I'm glad the gorilla glue worked for you. Those are the best endings!
I almost tried it. And, if I had a smaller area to do, I probably would have, just as you did. But, in my case it was ~1/3 or so of my lower foredeck surface area. I didn't want to end up doing it a 4th time (PO, yard, me, me redo). I was concerned that, doing so many holes, I wouldn't get good injections into all of them and wouldn't have the guarantee of enough expansion and pressure to help
What you saw seems like more foaming than I am accustomed to seeing with gorilla glue with dry wood. I suspect you had a good bit of moisture in there. In that type of polyurethane, water is a big part of what causes the foaming, building the pressure that drives it like that. If it had been drier, I think you'd have seen more modest expansion and movement (there is always some). But the good thing is, unlike epoxy, it can chemically incorporate the moisture into the adhesive.
I tried to dry mine out in advance, but there is no telling how well I did. Spot checking doesn't check everywhere.
The injectadeck will, by design, foam to spec without needing added moisture. But, it can also foam more with moisture, although density can go down as a result (as is necessarily the case when the same mass of adhesive is distributed into a greater volume of space).

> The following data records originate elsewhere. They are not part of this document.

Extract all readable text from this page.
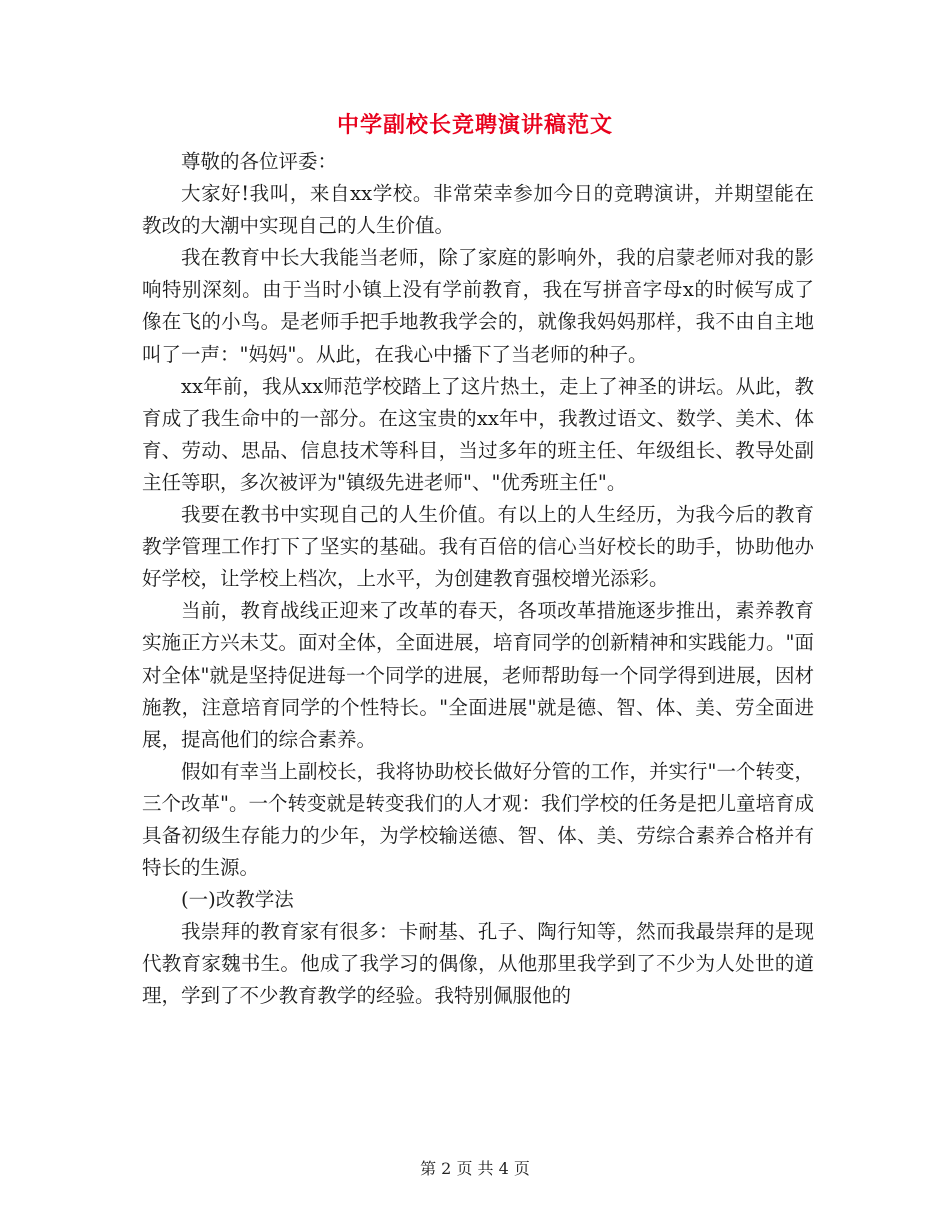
中学副校长竞聘演讲稿范文

尊敬的各位评委：

大家好!我叫，来自xx学校。非常荣幸参加今日的竞聘演讲，并期望能在教改的大潮中实现自己的人生价值。

我在教育中长大我能当老师，除了家庭的影响外，我的启蒙老师对我的影响特别深刻。由于当时小镇上没有学前教育，我在写拼音字母x的时候写成了像在飞的小鸟。是老师手把手地教我学会的，就像我妈妈那样，我不由自主地叫了一声："妈妈"。从此，在我心中播下了当老师的种子。

xx年前，我从xx师范学校踏上了这片热土，走上了神圣的讲坛。从此，教育成了我生命中的一部分。在这宝贵的xx年中，我教过语文、数学、美术、体育、劳动、思品、信息技术等科目，当过多年的班主任、年级组长、教导处副主任等职，多次被评为"镇级先进老师"、"优秀班主任"。

我要在教书中实现自己的人生价值。有以上的人生经历，为我今后的教育教学管理工作打下了坚实的基础。我有百倍的信心当好校长的助手，协助他办好学校，让学校上档次，上水平，为创建教育强校增光添彩。

当前，教育战线正迎来了改革的春天，各项改革措施逐步推出，素养教育实施正方兴未艾。面对全体，全面进展，培育同学的创新精神和实践能力。"面对全体"就是坚持促进每一个同学的进展，老师帮助每一个同学得到进展，因材施教，注意培育同学的个性特长。"全面进展"就是德、智、体、美、劳全面进展，提高他们的综合素养。

假如有幸当上副校长，我将协助校长做好分管的工作，并实行"一个转变，三个改革"。一个转变就是转变我们的人才观：我们学校的任务是把儿童培育成具备初级生存能力的少年，为学校输送德、智、体、美、劳综合素养合格并有特长的生源。

(一)改教学法

我崇拜的教育家有很多：卡耐基、孔子、陶行知等，然而我最崇拜的是现代教育家魏书生。他成了我学习的偶像，从他那里我学到了不少为人处世的道理，学到了不少教育教学的经验。我特别佩服他的

第 2 页 共 4 页
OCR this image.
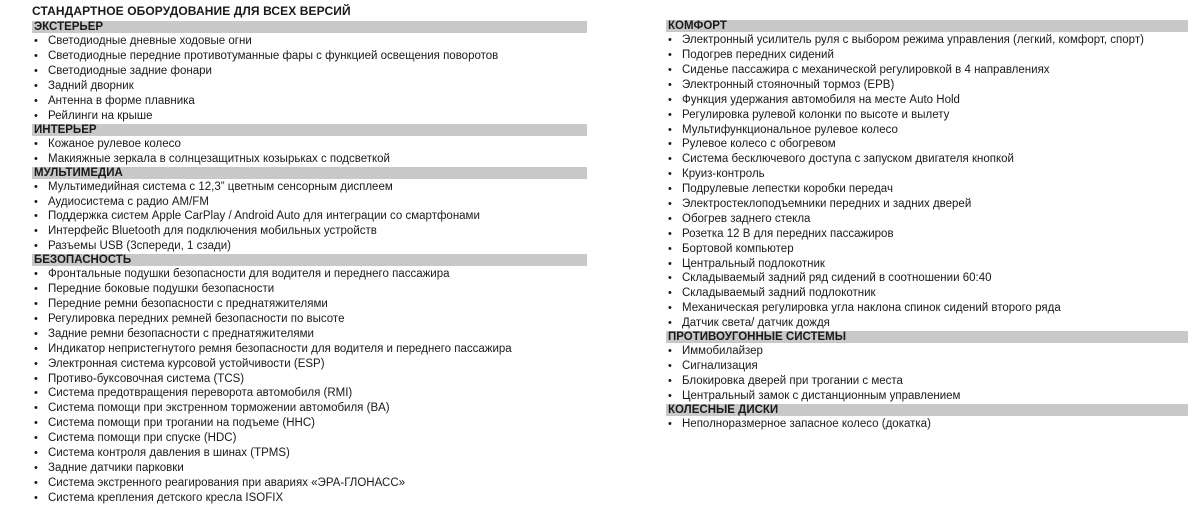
СТАНДАРТНОЕ ОБОРУДОВАНИЕ ДЛЯ ВСЕХ ВЕРСИЙ
ЭКСТЕРЬЕР
• Светодиодные дневные ходовые огни
• Светодиодные передние противотуманные фары с функцией освещения поворотов
• Светодиодные задние фонари
• Задний дворник
• Антенна в форме плавника
• Рейлинги на крыше
ИНТЕРЬЕР
• Кожаное рулевое колесо
• Макияжные зеркала в солнцезащитных козырьках с подсветкой
МУЛЬТИМЕДИА
• Мультимедийная система с 12,3” цветным сенсорным дисплеем
• Аудиосистема с радио AM/FM
• Поддержка систем Apple CarPlay / Android Auto для интеграции со смартфонами
• Интерфейс Bluetooth для подключения мобильных устройств
• Разъемы USB (3спереди, 1 сзади)
БЕЗОПАСНОСТЬ
• Фронтальные подушки безопасности для водителя и переднего пассажира
• Передние боковые подушки безопасности
• Передние ремни безопасности с преднатяжителями
• Регулировка передних ремней безопасности по высоте
• Задние ремни безопасности с преднатяжителями
• Индикатор непристегнутого ремня безопасности для водителя и переднего пассажира
• Электронная система курсовой устойчивости (ESP)
• Противо-буксовочная система (TCS)
• Система предотвращения переворота автомобиля (RMI)
• Система помощи при экстренном торможении автомобиля (BA)
• Система помощи при трогании на подъеме (HHC)
• Система помощи при спуске (HDC)
• Система контроля давления в шинах (TPMS)
• Задние датчики парковки
• Система экстренного реагирования при авариях «ЭРА-ГЛОНАСС»
• Система крепления детского кресла ISOFIX
КОМФОРТ
• Электронный усилитель руля с выбором режима управления (легкий, комфорт, спорт)
• Подогрев передних сидений
• Сиденье пассажира с механической регулировкой в 4 направлениях
• Электронный стояночный тормоз (EPB)
• Функция удержания автомобиля на месте Auto Hold
• Регулировка рулевой колонки по высоте и вылету
• Мультифункциональное рулевое колесо
• Рулевое колесо с обогревом
• Система бесключевого доступа с запуском двигателя кнопкой
• Круиз-контроль
• Подрулевые лепестки коробки передач
• Электростеклоподъемники передних и задних дверей
• Обогрев заднего стекла
• Розетка 12 В для передних пассажиров
• Бортовой компьютер
• Центральный подлокотник
• Складываемый задний ряд сидений в соотношении 60:40
• Складываемый задний подлокотник
• Механическая регулировка угла наклона спинок сидений второго ряда
• Датчик света/ датчик дождя
ПРОТИВОУГОННЫЕ СИСТЕМЫ
• Иммобилайзер
• Сигнализация
• Блокировка дверей при трогании с места
• Центральный замок с дистанционным управлением
КОЛЕСНЫЕ ДИСКИ
• Неполноразмерное запасное колесо (докатка)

I'm sorry you had a bad experience with the injectadeck guy. The first time I called I had the same thing. The next time I called.a few weeks later, he was like a different person. I figured I caught him the 1st time during his day job or family time pr on a bad day and the 2nd time at a better time. He probably spent 30 minutes on the phone with me and also referred me to some folks locally who didn't he injection. They were great with that part -- but lousy painters. At any rate, sorry he wasn't in his better mood for you!